De nombreux accidents sont dus, en partie tout au moins, à la perte de contrôle du véhicule par le conducteur. Une telle perte de contrôle peut avoir de nombreuses causes : une mauvaise appréciation du conducteur (par exemple, vitesse trop élevée pour une courbe ou un angle), une manœuvre brusque pour éviter un danger, ou encore un sol glissant. Dans ces circonstances, le véhicule dépasse souvent la limite de traction des pneus sur la route et le véhicule glisse : soit il ne peut tourner suffisamment vite (sous-vire), soit il tourne trop vite et part en tête-à-queue (survire). Si le conducteur perd le contrôle de son véhicule, il devient très difficile de manœuvrer en toute sécurité et cela débouche souvent sur un accident. Eviter une telle perte de contrôle ou la corriger lorsqu’elle est amorcée peut aider à éviter l’accident.
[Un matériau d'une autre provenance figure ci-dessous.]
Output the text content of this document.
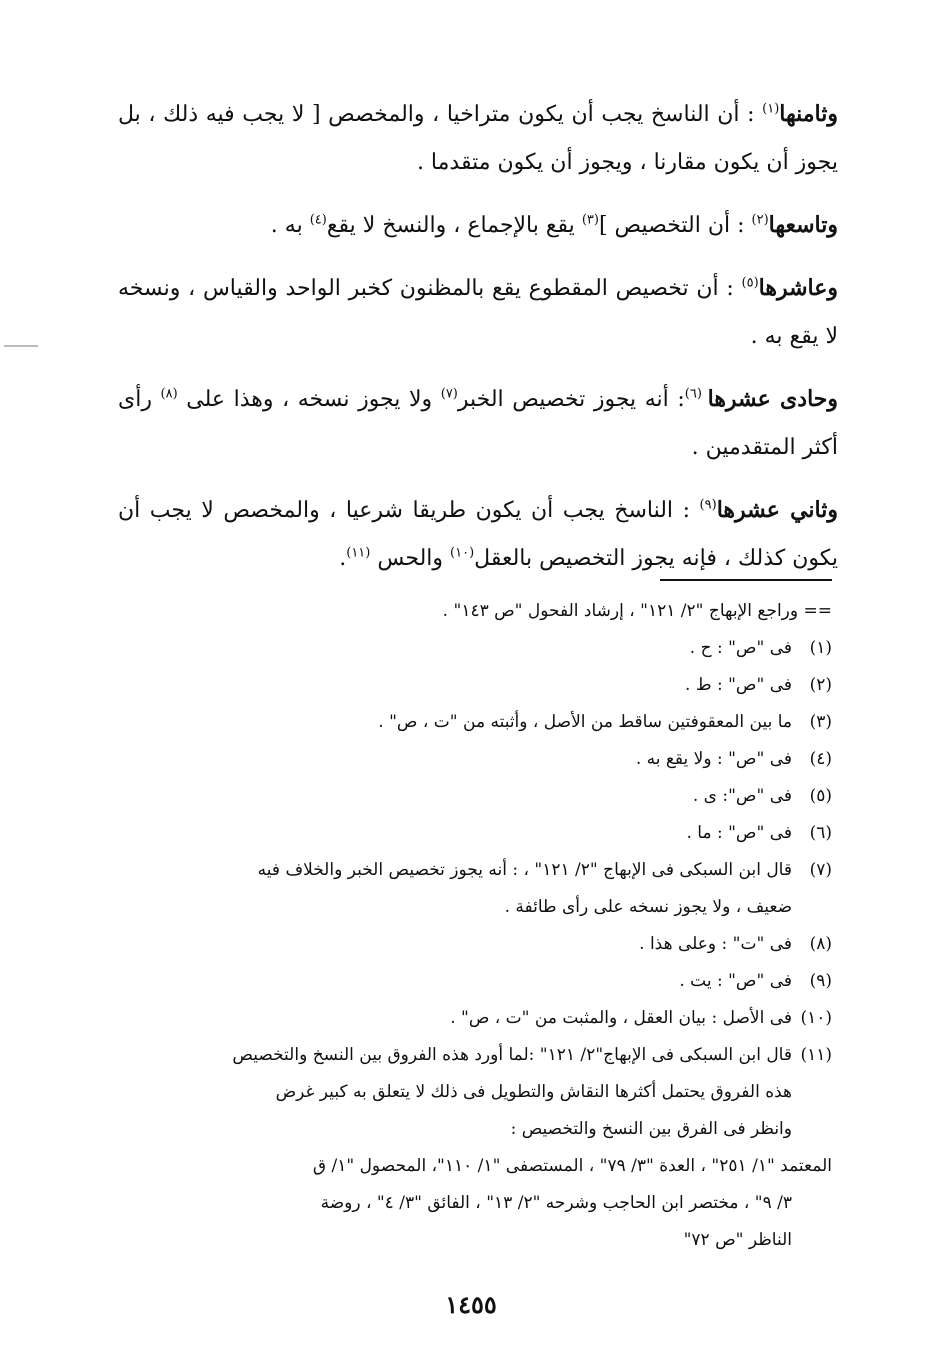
وثامنها$^{(١)}$ : أن الناسخ يجب أن يكون متراخيا ، والمخصص [ لا يجب فيه ذلك ، بل يجوز أن يكون مقارنا ، ويجوز أن يكون متقدما .

وتاسعها$^{(٢)}$ : أن التخصيص ]$^{(٣)}$ يقع بالإجماع ، والنسخ لا يقع$^{(٤)}$ به .

وعاشرها$^{(٥)}$ : أن تخصيص المقطوع يقع بالمظنون كخبر الواحد والقياس ، ونسخه لا يقع به .

وحادى عشرها $^{(٦)}$: أنه يجوز تخصيص الخبر$^{(٧)}$ ولا يجوز نسخه ، وهذا على $^{(٨)}$ رأى أكثر المتقدمين .

وثاني عشرها$^{(٩)}$ : الناسخ يجب أن يكون طريقا شرعيا ، والمخصص لا يجب أن يكون كذلك ، فإنه يجوز التخصيص بالعقل$^{(١٠)}$ والحس $^{(١١)}$.

== وراجع الإبهاج "٢/ ١٢١" ، إرشاد الفحول "ص ١٤٣" .

(١)فى "ص" : ح .

(٢)فى "ص" : ط .

(٣)ما بين المعقوفتين ساقط من الأصل ، وأثبته من "ت ، ص" .

(٤)فى "ص" : ولا يقع به .

(٥)فى "ص": ى .

(٦)فى "ص" : ما .

(٧)قال ابن السبكى فى الإبهاج "٢/ ١٢١" ، : أنه يجوز تخصيص الخبر والخلاف فيه

ضعيف ، ولا يجوز نسخه على رأى طائفة .

(٨)فى "ت" : وعلى هذا .

(٩)فى "ص" : يت .

(١٠)فى الأصل : بيان العقل ، والمثبت من "ت ، ص" .

(١١)قال ابن السبكى فى الإبهاج"٢/ ١٢١" :لما أورد هذه الفروق بين النسخ والتخصيص

هذه الفروق يحتمل أكثرها النقاش والتطويل فى ذلك لا يتعلق به كبير غرض

وانظر فى الفرق بين النسخ والتخصيص :

المعتمد "١/ ٢٥١" ، العدة "٣/ ٧٩" ، المستصفى "١/ ١١٠"، المحصول "١/ ق

٣/ ٩" ، مختصر ابن الحاجب وشرحه "٢/ ١٣" ، الفائق "٣/ ٤" ، روضة

الناظر "ص ٧٢"

١٤٥٥
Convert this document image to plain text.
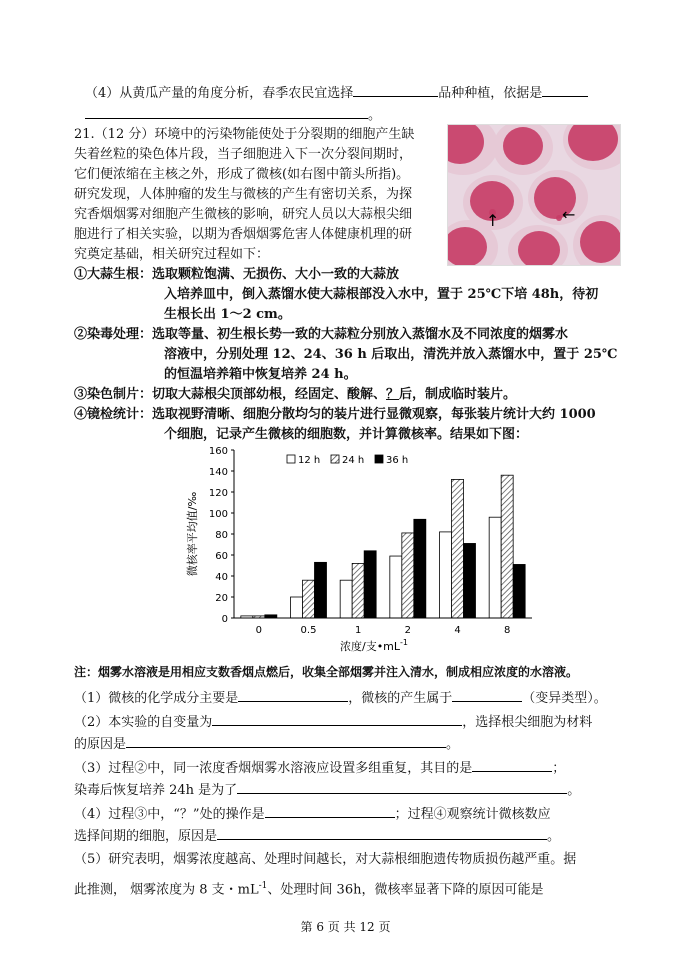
（4）从黄瓜产量的角度分析，春季农民宜选择	品种种植，依据是
。
21.（12 分）环境中的污染物能使处于分裂期的细胞产生缺
失着丝粒的染色体片段，当子细胞进入下一次分裂间期时，
它们便浓缩在主核之外，形成了微核(如右图中箭头所指)。
研究发现，人体肿瘤的发生与微核的产生有密切关系，为探
究香烟烟雾对细胞产生微核的影响，研究人员以大蒜根尖细
胞进行了相关实验，以期为香烟烟雾危害人体健康机理的研
究奠定基础，相关研究过程如下：
↑	←
①大蒜生根：选取颗粒饱满、无损伤、大小一致的大蒜放
入培养皿中，倒入蒸馏水使大蒜根部没入水中，置于 25℃下培 48h，待初
生根长出 1～2 cm。
②染毒处理：选取等量、初生根长势一致的大蒜粒分别放入蒸馏水及不同浓度的烟雾水
溶液中，分别处理 12、24、36 h 后取出，清洗并放入蒸馏水中，置于 25℃
的恒温培养箱中恢复培养 24 h。
③染色制片：切取大蒜根尖顶部幼根，经固定、酸解、？后，制成临时装片。
④镜检统计：选取视野清晰、细胞分散均匀的装片进行显微观察，每张装片统计大约 1000
个细胞，记录产生微核的细胞数，并计算微核率。结果如下图：
0
20
40
60
80
100
120
140
160
0	0.5	1	2	4	8
12 h 24 h 36 h
微核率平均值/‰
浓度/支$•mL^{-1}$
注：烟雾水溶液是用相应支数香烟点燃后，收集全部烟雾并注入清水，制成相应浓度的水溶液。
（1）微核的化学成分主要是	，微核的产生属于	（变异类型）。
（2）本实验的自变量为	，选择根尖细胞为材料
的原因是	。
（3）过程②中，同一浓度香烟烟雾水溶液应设置多组重复，其目的是	；
染毒后恢复培养 24h 是为了	。
（4）过程③中，“？”处的操作是	；过程④观察统计微核数应
选择间期的细胞，原因是	。
（5）研究表明，烟雾浓度越高、处理时间越长，对大蒜根细胞遗传物质损伤越严重。据
此推测， 烟雾浓度为 8 支・$mL^{-1}$、处理时间 36h，微核率显著下降的原因可能是
第 6 页 共 12 页
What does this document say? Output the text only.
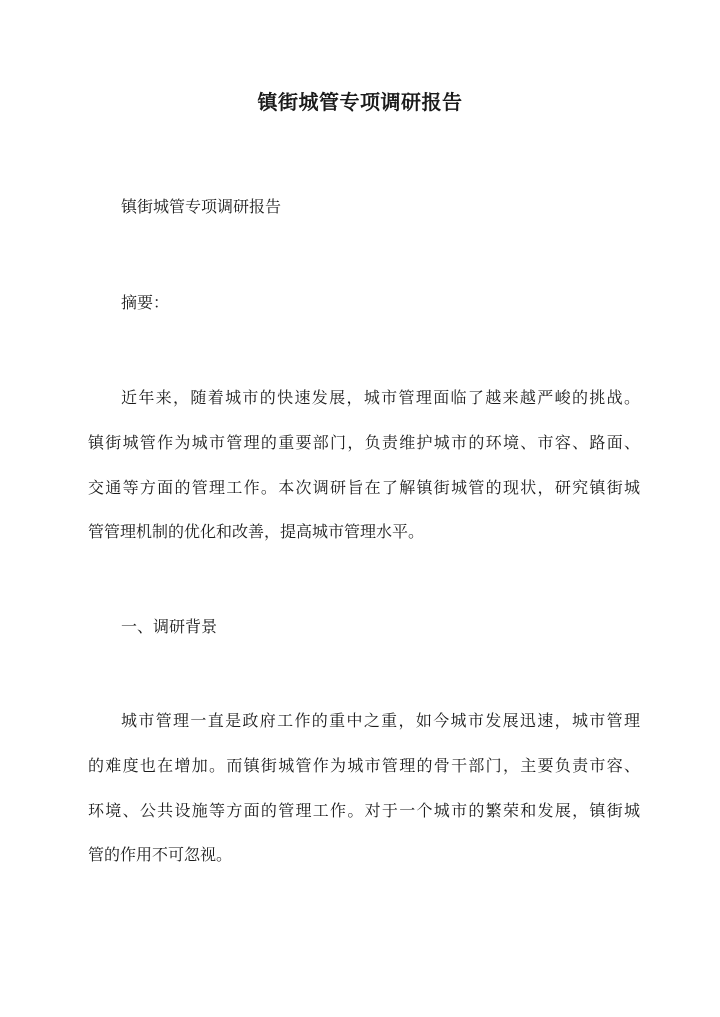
镇街城管专项调研报告
镇街城管专项调研报告
摘要：
近年来，随着城市的快速发展，城市管理面临了越来越严峻的挑战。
镇街城管作为城市管理的重要部门，负责维护城市的环境、市容、路面、
交通等方面的管理工作。本次调研旨在了解镇街城管的现状，研究镇街城
管管理机制的优化和改善，提高城市管理水平。
一、调研背景
城市管理一直是政府工作的重中之重，如今城市发展迅速，城市管理
的难度也在增加。而镇街城管作为城市管理的骨干部门，主要负责市容、
环境、公共设施等方面的管理工作。对于一个城市的繁荣和发展，镇街城
管的作用不可忽视。
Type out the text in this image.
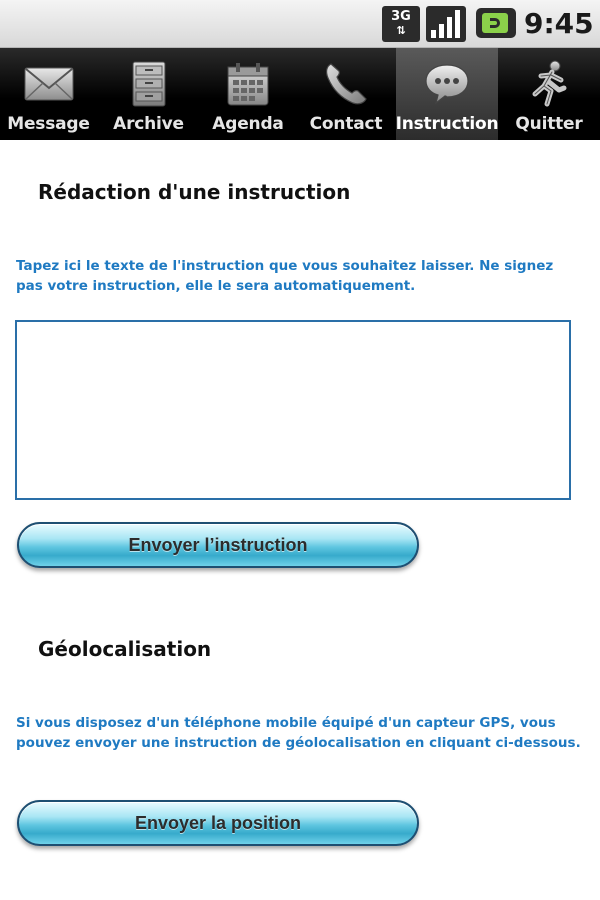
3G
⇅	9:45
Message Archive Agenda Contact Instruction Quitter
Rédaction d'une instruction
Tapez ici le texte de l'instruction que vous souhaitez laisser. Ne signez pas votre instruction, elle le sera automatiquement.
Envoyer l’instruction
Géolocalisation
Si vous disposez d'un téléphone mobile équipé d'un capteur GPS, vous pouvez envoyer une instruction de géolocalisation en cliquant ci-dessous.
Envoyer la position
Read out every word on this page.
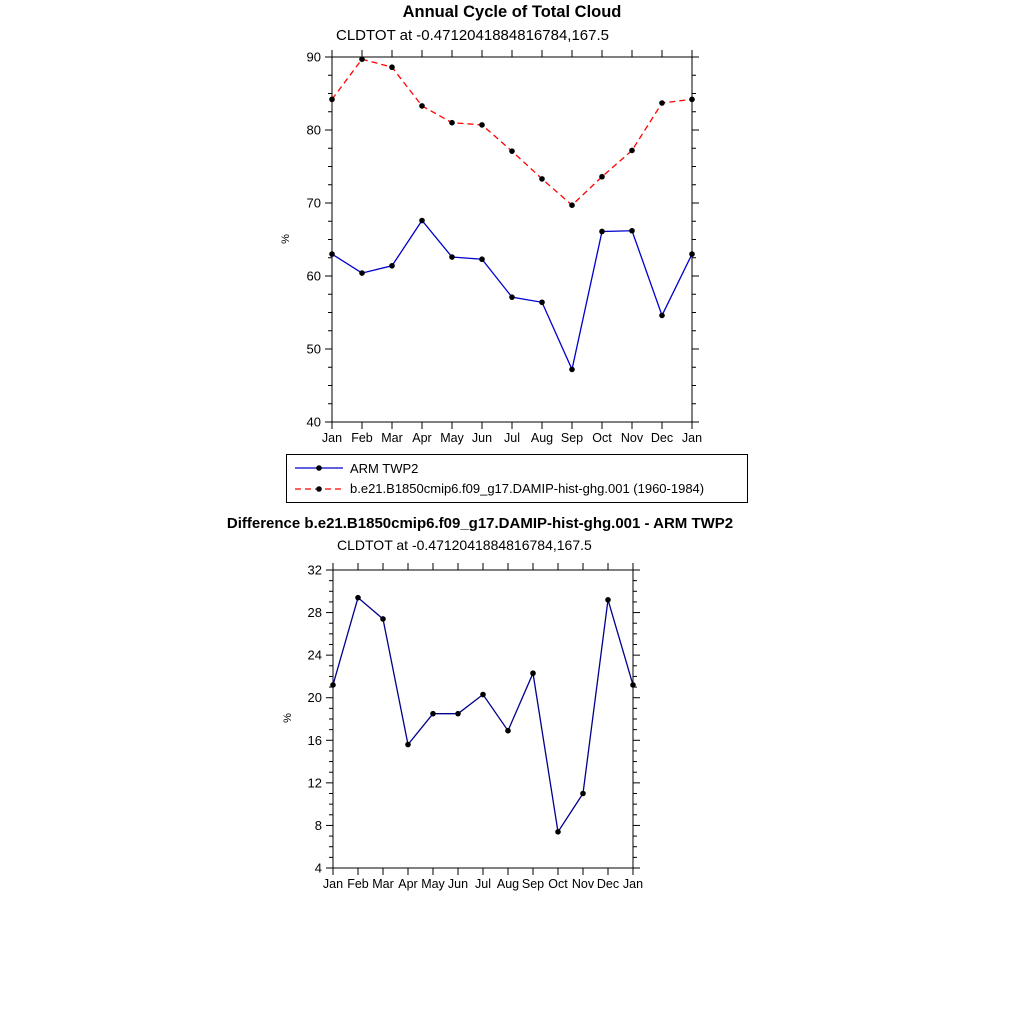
Annual Cycle of Total Cloud
CLDTOT at -0.4712041884816784,167.5
%
40
50
60
70
80
90
Jan Feb Mar Apr May Jun Jul Aug Sep Oct Nov Dec Jan
ARM TWP2
b.e21.B1850cmip6.f09_g17.DAMIP-hist-ghg.001 (1960-1984)
Difference b.e21.B1850cmip6.f09_g17.DAMIP-hist-ghg.001 - ARM TWP2
CLDTOT at -0.4712041884816784,167.5
%
4
8
12
16
20
24
28
32
Jan Feb Mar Apr May Jun Jul Aug Sep Oct Nov Dec Jan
Le contrôle électronique de stabilité calcule l’écart entre la trajectoire du véhicule et la direction voulue. Sans que le conducteur intervienne, de petites impulsions de freinage sont appliquées distinctement sur chaque roue, ce qui permet de ramener le véhicule dans l’orientation voulue. Le conducteur reste maître du véhicule et ne remarque souvent même pas que le système de contrôle de stabilité est intervenu.

Utilisé pour la première fois en 1995, le système, qui est basé sur l’ABS, avait en 2005 un taux de pénétration de 40% dans les nouvelles voitures.